More than half of all respondents said they disagreed with the proposals.

Edinburgh Airport says the changes are necessary to cope with increasing numbers of passengers.

But some residents have argued they have already been affected by noise pollution from changes in the flight paths and have accused the airport of pushing ahead with expansion without considering other ways to increase capacity.

Campaign Group Edinburgh Airport Watch said the report was an "overwhelming thumbs down" for the proposals.

The group has also questioned why the airport had chosen not to publish the responses it received in full and criticised the way the data was gathered.

The results of the first consultation were published in November.

The airport's chief executive, Gordon Dewar, said the modernisation of the airspace to cope with growing numbers of passengers had to be balanced with the impact on local communities.

"We have actively listened and had those discussions - full-blooded at times - to gain a greater understanding of the public's view on these proposals, which was the key aim from this second consultation," he said.

"We now have these views and will carefully consider them as we shape our final proposals to the CAA later this summer."

Image copyright Getty Images
Image caption Residents living close to the airport say they are concerned by the increased levels of noise

Mr Dewar also acknowledged that "embarrassing" mistakes had been made during the consultation process, referring to the loss of almost 200 of the public's responses during the initial consultation.

He added: "I want to personally thank everyone who has engaged with and taken an interest in our Airspace Change Programme - it has enriched our understanding of your concerns and opinions about the options we set out, and I assure you that we have listened to you and your views loud and clear."

Of the 3,921 individual respondents to the second consultation, 52% of people said they disagreed with the airport's proposals, whereas 28% said they agreed and 20% were neutral.

There were 4,048 negative comments about the impact of noise and 2,412 negative comments about the consultation itself.

But according to the the report, 1,777 people said they believed the new flight paths would have "minimal population impact".

'Unfit process'

The Ineos plant at Grangemouth expressed a concern that flights over the refinery could be a safety risk.

The plant's objection, quoted in the report, says: "Our concern is that no flights go over the Ineos Grangemouth Petrochemical site. We have a duty under the COMAH [Control of Major Accident Hazards] Regulations 2015 to minimise risk from our site."

A spokesman for Edinburgh Airport Watch said Edinburgh Airport had "repeatedly failed" to review the quality of its consultation material before publication and had now admitted making "multiple errors".

"We question whether the findings derived from such an unfit process can be relied upon, and again we find some of the methods the airport has used to present the data disappointingly misleading," he said.

"A staggering 52% of responders rejected the proposals, yet astonishingly, the airport maintains it will press ahead with further changes to the airspace.
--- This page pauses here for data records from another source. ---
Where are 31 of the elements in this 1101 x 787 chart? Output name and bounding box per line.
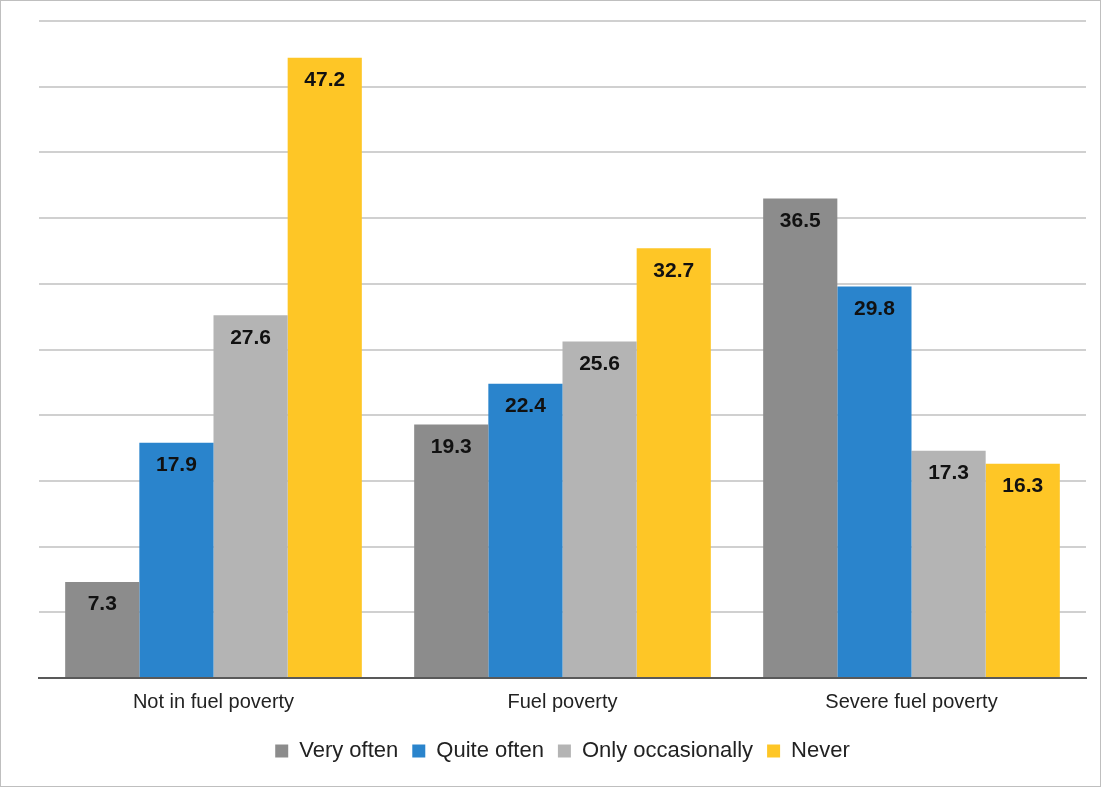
x-tick-label: Not in fuel poverty bbox=[132, 689, 295, 712]
bar bbox=[636, 248, 711, 677]
bar bbox=[65, 582, 140, 677]
bar bbox=[985, 463, 1060, 677]
bar bbox=[488, 383, 563, 677]
data-label: 29.8 bbox=[853, 295, 896, 319]
data-label: 22.4 bbox=[504, 392, 547, 416]
legend-label: Quite often bbox=[436, 737, 544, 763]
bar bbox=[562, 341, 637, 677]
bar bbox=[763, 198, 838, 677]
data-label: 19.3 bbox=[430, 433, 472, 457]
bar bbox=[414, 424, 489, 677]
bar bbox=[837, 286, 912, 677]
data-label: 17.3 bbox=[928, 459, 970, 483]
x-tick-label: Fuel poverty bbox=[507, 689, 618, 712]
data-label: 16.3 bbox=[1002, 473, 1044, 497]
legend-label: Very often bbox=[299, 737, 399, 763]
data-label: 27.6 bbox=[230, 324, 272, 348]
data-label: 32.7 bbox=[653, 257, 695, 281]
legend-label: Never bbox=[791, 737, 850, 763]
bar bbox=[139, 442, 214, 677]
x-tick-label: Severe fuel poverty bbox=[825, 689, 998, 712]
bar bbox=[287, 57, 362, 677]
data-label: 17.9 bbox=[155, 452, 197, 476]
data-label: 47.2 bbox=[304, 67, 346, 91]
legend-label: Only occasionally bbox=[581, 737, 754, 763]
bar bbox=[213, 315, 288, 677]
data-label: 36.5 bbox=[779, 207, 822, 231]
bar bbox=[911, 450, 986, 677]
data-label: 25.6 bbox=[579, 350, 621, 374]
data-label: 7.3 bbox=[87, 591, 117, 615]
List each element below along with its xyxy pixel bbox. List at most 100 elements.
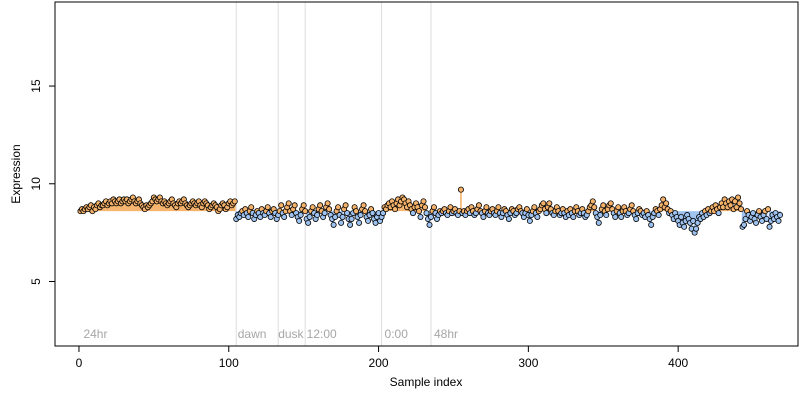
data-point: [607, 200, 614, 207]
y-axis: 5 10 15: [29, 79, 55, 285]
data-point: [356, 219, 363, 226]
data-point: [681, 223, 688, 230]
data-point: [285, 200, 292, 207]
data-point: [339, 213, 346, 220]
data-point: [338, 219, 345, 226]
data-point: [245, 213, 252, 220]
data-point: [296, 217, 303, 224]
y-axis-label: Expression: [9, 144, 23, 203]
data-point: [330, 221, 337, 228]
y-tick-label: 10: [29, 177, 43, 191]
data-point: [526, 217, 533, 224]
data-point: [543, 210, 550, 217]
x-tick-label: 100: [219, 356, 239, 370]
data-point: [324, 200, 331, 207]
data-point: [523, 206, 530, 213]
data-point: [420, 198, 427, 205]
data-point: [570, 213, 577, 220]
data-point: [589, 198, 596, 205]
data-point: [309, 204, 316, 211]
data-point: [278, 202, 285, 209]
data-point: [597, 212, 604, 219]
data-point: [326, 206, 333, 213]
data-point: [694, 219, 701, 226]
data-point: [369, 210, 376, 217]
data-point: [628, 202, 635, 209]
data-point: [305, 219, 312, 226]
plot-frame: [54, 1, 799, 347]
data-point: [648, 221, 655, 228]
data-point: [741, 221, 748, 228]
data-point: [416, 208, 423, 215]
data-point: [777, 212, 784, 219]
data-point: [264, 204, 271, 211]
data-point: [738, 206, 745, 213]
data-point: [427, 213, 434, 220]
data-point: [335, 204, 342, 211]
data-point: [300, 202, 307, 209]
data-point: [663, 200, 670, 207]
y-tick-label: 15: [29, 79, 43, 93]
data-point: [302, 208, 309, 215]
data-point: [231, 198, 238, 205]
data-point: [422, 204, 429, 211]
data-point: [505, 215, 512, 222]
phase-label: dawn: [238, 327, 267, 341]
data-point: [678, 213, 685, 220]
data-point: [426, 221, 433, 228]
x-tick-label: 400: [668, 356, 688, 370]
data-point: [344, 210, 351, 217]
data-point: [727, 202, 734, 209]
data-point: [655, 212, 662, 219]
data-point: [267, 213, 274, 220]
data-point: [480, 213, 487, 220]
data-point: [534, 213, 541, 220]
data-point: [600, 202, 607, 209]
data-point: [347, 221, 354, 228]
data-point: [495, 204, 502, 211]
data-point: [353, 208, 360, 215]
data-point: [297, 212, 304, 219]
data-point: [531, 204, 538, 211]
phase-label: 24hr: [83, 327, 107, 341]
data-point: [321, 210, 328, 217]
data-point: [417, 213, 424, 220]
data-point: [423, 210, 430, 217]
data-point: [306, 213, 313, 220]
y-tick-label: 5: [29, 278, 43, 285]
data-point: [615, 204, 622, 211]
data-point: [766, 223, 773, 230]
phase-labels: 24hr dawn dusk 12:00 0:00 48hr: [83, 327, 458, 341]
data-point: [392, 206, 399, 213]
data-point: [753, 219, 760, 226]
data-point: [281, 213, 288, 220]
data-point: [365, 217, 372, 224]
data-point: [291, 202, 298, 209]
data-point: [736, 200, 743, 207]
x-tick-label: 300: [518, 356, 538, 370]
data-point: [317, 202, 324, 209]
data-point: [546, 200, 553, 207]
data-point: [591, 204, 598, 211]
data-point: [362, 208, 369, 215]
x-axis: 0 100 200 300 400: [76, 346, 688, 370]
data-point: [660, 196, 667, 203]
phase-label: 0:00: [385, 327, 409, 341]
data-point: [775, 217, 782, 224]
data-point: [618, 213, 625, 220]
data-point: [380, 210, 387, 217]
data-points: [77, 186, 784, 236]
data-point: [540, 200, 547, 207]
data-point: [410, 210, 417, 217]
x-axis-label: Sample index: [390, 375, 463, 389]
data-point: [348, 215, 355, 222]
data-point: [612, 213, 619, 220]
data-point: [457, 186, 464, 193]
phase-label: 12:00: [307, 327, 337, 341]
x-tick-label: 200: [369, 356, 389, 370]
data-point: [357, 212, 364, 219]
data-point: [360, 202, 367, 209]
phase-label: 48hr: [434, 327, 458, 341]
data-point: [314, 212, 321, 219]
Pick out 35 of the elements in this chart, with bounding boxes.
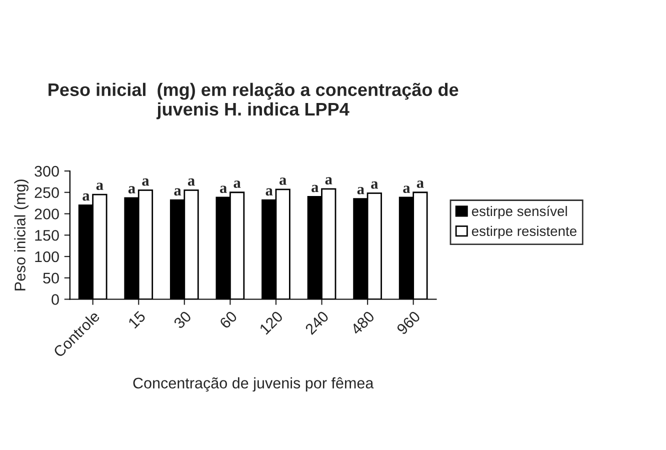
data-label: a bbox=[234, 180, 241, 188]
y-tick-label: 250 bbox=[34, 187, 59, 198]
y-tick-label: 100 bbox=[35, 251, 59, 262]
y-tick-label: 0 bbox=[52, 294, 59, 305]
data-label: a bbox=[96, 182, 104, 190]
x-axis-title: Concentração de juvenis por fêmea bbox=[133, 377, 374, 392]
data-label: a bbox=[142, 178, 150, 186]
x-tick-label: 240 bbox=[304, 310, 330, 336]
data-label: a bbox=[220, 186, 227, 194]
x-tick-label: 60 bbox=[219, 310, 238, 330]
chart-title: Peso inicial (mg) em relação a concentração de juvenis H. indica LPP4 bbox=[48, 82, 458, 120]
x-tick-label: 480 bbox=[350, 310, 376, 336]
y-axis-title: Peso inicial (mg) bbox=[14, 180, 28, 290]
data-label: a bbox=[403, 186, 410, 194]
data-label: a bbox=[128, 186, 136, 194]
y-tick-label: 300 bbox=[34, 166, 59, 177]
x-tick-label: 120 bbox=[259, 310, 284, 335]
data-label: a bbox=[280, 178, 286, 185]
data-label: a bbox=[174, 188, 182, 196]
x-tick-label: 960 bbox=[396, 310, 421, 336]
data-label: a bbox=[357, 186, 364, 194]
legend-label: estirpe sensível bbox=[472, 206, 567, 219]
data-label: a bbox=[371, 181, 378, 189]
data-label: a bbox=[312, 184, 318, 192]
legend-label: estirpe resistente bbox=[472, 226, 576, 239]
x-tick-label: 15 bbox=[128, 310, 146, 329]
y-tick-label: 150 bbox=[35, 230, 59, 241]
y-tick-label: 50 bbox=[43, 272, 59, 284]
data-label: a bbox=[82, 193, 90, 201]
x-tick-label: 30 bbox=[173, 310, 192, 330]
y-tick-label: 200 bbox=[34, 208, 59, 220]
data-label: a bbox=[266, 188, 273, 196]
data-label: a bbox=[416, 180, 424, 188]
data-label: a bbox=[188, 178, 195, 186]
data-label: a bbox=[325, 177, 332, 184]
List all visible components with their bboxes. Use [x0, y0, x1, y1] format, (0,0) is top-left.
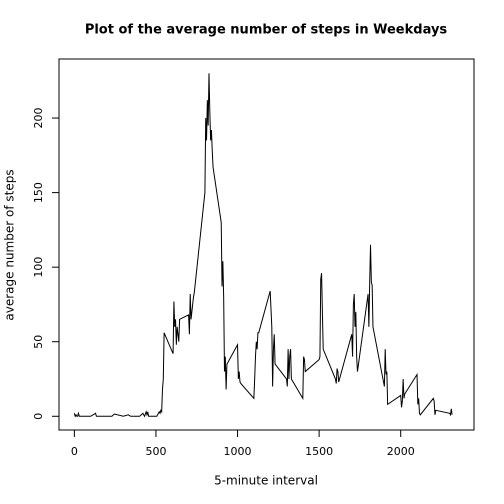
- y-axis-label: average number of steps: [3, 169, 17, 320]
- y-tick-label: 0: [32, 413, 45, 420]
- y-tick-label: 100: [32, 257, 45, 278]
- x-tick-label: 0: [71, 445, 78, 458]
- data-line: [73, 73, 453, 418]
- y-tick-label: 150: [32, 182, 45, 203]
- x-tick-label: 1000: [224, 445, 252, 458]
- y-tick-label: 50: [32, 335, 45, 349]
- chart-title: Plot of the average number of steps in W…: [85, 23, 448, 38]
- x-tick-label: 500: [145, 445, 166, 458]
- x-tick-label: 2000: [387, 445, 415, 458]
- plot-frame: [58, 58, 475, 431]
- x-tick-label: 1500: [305, 445, 333, 458]
- x-axis-label: 5-minute interval: [214, 474, 318, 488]
- y-tick-label: 200: [32, 108, 45, 129]
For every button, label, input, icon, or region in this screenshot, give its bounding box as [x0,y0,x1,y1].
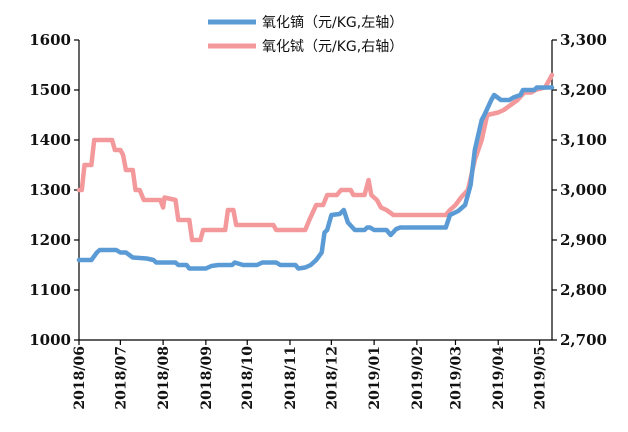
left-y-axis: 1000 1100 1200 1300 1400 1500 1600 [29,31,80,349]
series-line-terbium [76,72,555,243]
left-tick-label: 1100 [29,281,71,299]
left-tick-label: 1000 [29,331,71,349]
x-tick-label: 2018/08 [156,346,172,410]
right-tick-label: 2,700 [560,331,607,349]
left-tick-label: 1200 [29,231,71,249]
right-tick-label: 3,300 [560,31,607,49]
left-tick-label: 1400 [29,131,71,149]
legend-label: 氧化镝（元/KG,左轴） [262,14,403,31]
x-tick-label: 2018/11 [283,346,299,410]
left-tick-label: 1500 [29,81,71,99]
legend: 氧化镝（元/KG,左轴） 氧化铽（元/KG,右轴） [208,14,403,55]
x-tick-label: 2019/04 [491,346,507,410]
right-tick-label: 2,900 [560,231,607,249]
x-tick-label: 2018/10 [240,346,256,410]
series-line-dysprosium [76,85,555,271]
x-tick-label: 2019/03 [448,346,464,410]
series-layer [76,72,555,271]
right-y-axis: 2,700 2,800 2,900 3,000 3,100 3,200 3,300 [551,31,607,349]
x-tick-label: 2018/07 [113,346,129,410]
x-tick-label: 2018/12 [324,346,340,410]
x-tick-label: 2019/05 [533,346,549,410]
x-tick-label: 2018/06 [72,346,88,410]
right-tick-label: 3,200 [560,81,607,99]
x-tick-label: 2019/01 [367,346,383,410]
left-tick-label: 1600 [29,31,71,49]
right-tick-label: 3,000 [560,181,607,199]
x-tick-label: 2019/02 [410,346,426,410]
x-tick-label: 2018/09 [199,346,215,410]
right-tick-label: 2,800 [560,281,607,299]
legend-label: 氧化铽（元/KG,右轴） [262,39,403,55]
left-tick-label: 1300 [29,181,71,199]
x-axis: 2018/06 2018/07 2018/08 2018/09 2018/10 2018/… [72,339,552,410]
right-tick-label: 3,100 [560,131,607,149]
"This is simply not acceptable to communities who continue to dispute that these changes are necessary or justified."

Green MSP Mark Ruskell said he could not see how Edinburgh Airport could justify implementing any of the new flight paths while still claiming to have listened to the public.

He added: "Concerns over noise, air pollution and wildlife were top of peoples' complaints - these are issues which affect us all and shifting a line on a map is not going to change this."